Anti-Semitism and Islamophobia

  • Given the rise in xenophobic hate crimes against Muslims and Jews since the Brexit referendum, it is important to recognise xenophobic hate with defined terms, where the xenophobia extends beyond intrinsic characteristics. It is important so that the public becomes aware that hatred based on different cultures is unacceptable, and that it is recognised as wrong to attribute beliefs or prejudices to people born into heterogenous religions, and where people identify with religions’ beliefs and cultures to their own individual varying degrees.
  • The International Holocaust Remembrance Alliance (IHRA) has published a ‘working’ definition of anti-Semitism.  According to the author of the definition in his testimony before the US Congress (Kenneth Stern,  2017, pp 7-10), the definition was devised to standardise data collection of the incidence of anti-Semitism.

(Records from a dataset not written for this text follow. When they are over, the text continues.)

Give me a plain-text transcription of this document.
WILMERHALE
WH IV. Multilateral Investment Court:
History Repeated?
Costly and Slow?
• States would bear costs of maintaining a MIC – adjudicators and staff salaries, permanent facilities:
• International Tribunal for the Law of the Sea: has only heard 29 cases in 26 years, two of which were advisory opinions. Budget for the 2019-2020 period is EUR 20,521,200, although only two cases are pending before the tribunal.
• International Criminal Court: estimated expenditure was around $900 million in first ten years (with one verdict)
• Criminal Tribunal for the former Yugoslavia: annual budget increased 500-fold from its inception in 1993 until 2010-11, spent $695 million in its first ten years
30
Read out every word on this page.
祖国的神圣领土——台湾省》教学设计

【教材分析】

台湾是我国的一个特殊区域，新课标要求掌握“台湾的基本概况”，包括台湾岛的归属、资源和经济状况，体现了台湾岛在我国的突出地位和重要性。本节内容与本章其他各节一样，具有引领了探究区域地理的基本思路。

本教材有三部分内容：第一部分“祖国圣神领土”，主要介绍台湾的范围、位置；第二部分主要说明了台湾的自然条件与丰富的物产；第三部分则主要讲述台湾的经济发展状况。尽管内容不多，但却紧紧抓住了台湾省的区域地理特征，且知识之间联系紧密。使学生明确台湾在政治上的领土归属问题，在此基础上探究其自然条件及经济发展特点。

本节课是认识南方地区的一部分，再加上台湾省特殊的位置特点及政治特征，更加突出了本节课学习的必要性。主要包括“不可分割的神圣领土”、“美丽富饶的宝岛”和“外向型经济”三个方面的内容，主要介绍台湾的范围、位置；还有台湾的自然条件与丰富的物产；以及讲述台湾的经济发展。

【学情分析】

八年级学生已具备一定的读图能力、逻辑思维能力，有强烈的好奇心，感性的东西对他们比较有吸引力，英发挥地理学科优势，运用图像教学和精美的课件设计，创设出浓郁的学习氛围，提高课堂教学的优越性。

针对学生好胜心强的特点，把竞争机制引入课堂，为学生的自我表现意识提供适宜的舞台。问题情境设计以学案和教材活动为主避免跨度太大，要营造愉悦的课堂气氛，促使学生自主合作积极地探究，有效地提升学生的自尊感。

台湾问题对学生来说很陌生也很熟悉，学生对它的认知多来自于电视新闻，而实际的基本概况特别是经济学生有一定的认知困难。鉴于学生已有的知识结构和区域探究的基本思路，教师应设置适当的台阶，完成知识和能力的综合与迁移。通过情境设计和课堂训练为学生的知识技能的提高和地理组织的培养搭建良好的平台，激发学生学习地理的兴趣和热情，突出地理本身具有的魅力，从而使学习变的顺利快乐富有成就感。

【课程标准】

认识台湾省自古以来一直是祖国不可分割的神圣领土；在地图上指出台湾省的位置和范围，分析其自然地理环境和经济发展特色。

It was not devised to police, to chill academic freedom or political speech. Yet this is what it will do if it is used to police.
  • Geoffrey Robertson QC has stated that the working definition “is imprecise, confusing and open to misinterpretation and even manipulation. It does not cover some insidious forms of anti-Semitism.”
  • While adopting institutions caveat their adoption of the definition that it is not anti-Semitic to criticise the Government of Israel without additional evidence to suggest anti-Semitic intent, and that it is not anti-Semitic to hold the Israeli government to the same standard as other democracies, the caveats do not make it clear that a couple of the IHRA’s examples can be constructed to over-reach and censor political speech and academic freedom when used to police.
  • The All Party Parliamentary Group on Kashmir and All Party Parliamentary Group on British Muslims is now using the IHRA template definition of anti-Semitism to define Islamophobia. The definition suffers similar and additional problems.
  • The following are dangerous problems that the definitions and their accompanying examples beget:
    • To the extent that the concept of ‘race’ is a legitimate one, Islam is not a race. Religion is not intrinsic. It could, however, become racist if person A attributes to person B born into a Muslim household beliefs simply because of what religious tradition person B was born into. Some Islamophobia may be racist, but it is wrong for the APPG definition to state that Islamophobia ‘is a type of racism’, because not all Islamophobia is necessarily racist.
    • IHRA example 6/APPG example 5 [Accusing Jewish/Muslim citizens of being more loyal to Israel/the Ummah, /or to their countries of origin, or to the alleged priorities of Jews/Muslims worldwide, than to the interests of their own nations]: It cannot be anti-Semitic/Islamophobic to state an opinion that nationals are more loyal to the interests of Israel/the Ummah than to their own nation, if their actions suggest that they probably are, as is the case with Shamima Begum. Rahm Emanuel, who has written that it is anti-Semitic to do this, decided to volunteer with the Israel Defence Force during the first Gulf War, rather than with the US armed forces. The example uses the word ‘accuses’. People should not in sensible and civilised discourse claim to know what is going on in the minds of others, but they should be able to question whether a person has dual loyalty.
    • IHRA example 7 [claiming that the existence of a State of Israel is a racist endeavor]: While the example refers to ‘a State of Israel’ rather than ‘the State of Israel’, again, the narrow distance could be used to freeze the critique that the State of Israel was a 20th century colonial enterprise, in the same way that the colonisation of the Americas, South Africa and Oceania were. 
    • APPG example 6: Denying Palestinians or Kashmiris a right to self-determination may not be based on Islamophobia.
      • Jawaharlal Nehru denied self-determination to Kashmiris at a time when doing so ensured the integrity of a new India’s borders. He was also Kashmiri himself, and would not have wanted to see his homeland carved out from the country which he led. The bulk of evidence suggests Nehru was not an Islamophobe. But the APPG definition of Islamophobia could be constructed to present Nehru as an Islamophobe. It would equivalise him to Narendra Modi. The definition obfuscates. It damages politics.

Recommendations:

  • Hate against Jews and against Muslims should be defined precisely and parsimoniously. The Oxford English Dictionary defines anti-Semitism as ‘Hostility to or prejudice against Jews’. However, Lexico.com (powered by Oxford University Press) goes further than ‘hostility to’ in its definition of ‘homophobia‘ as ‘Dislike of or prejudice against homosexual people’. Therefore, anti-Semitism and Islamophobia should be defined respectively as
    • ‘dislike of or prejudice against Jews’.
    • ‘dislike of or prejudice against Muslims’.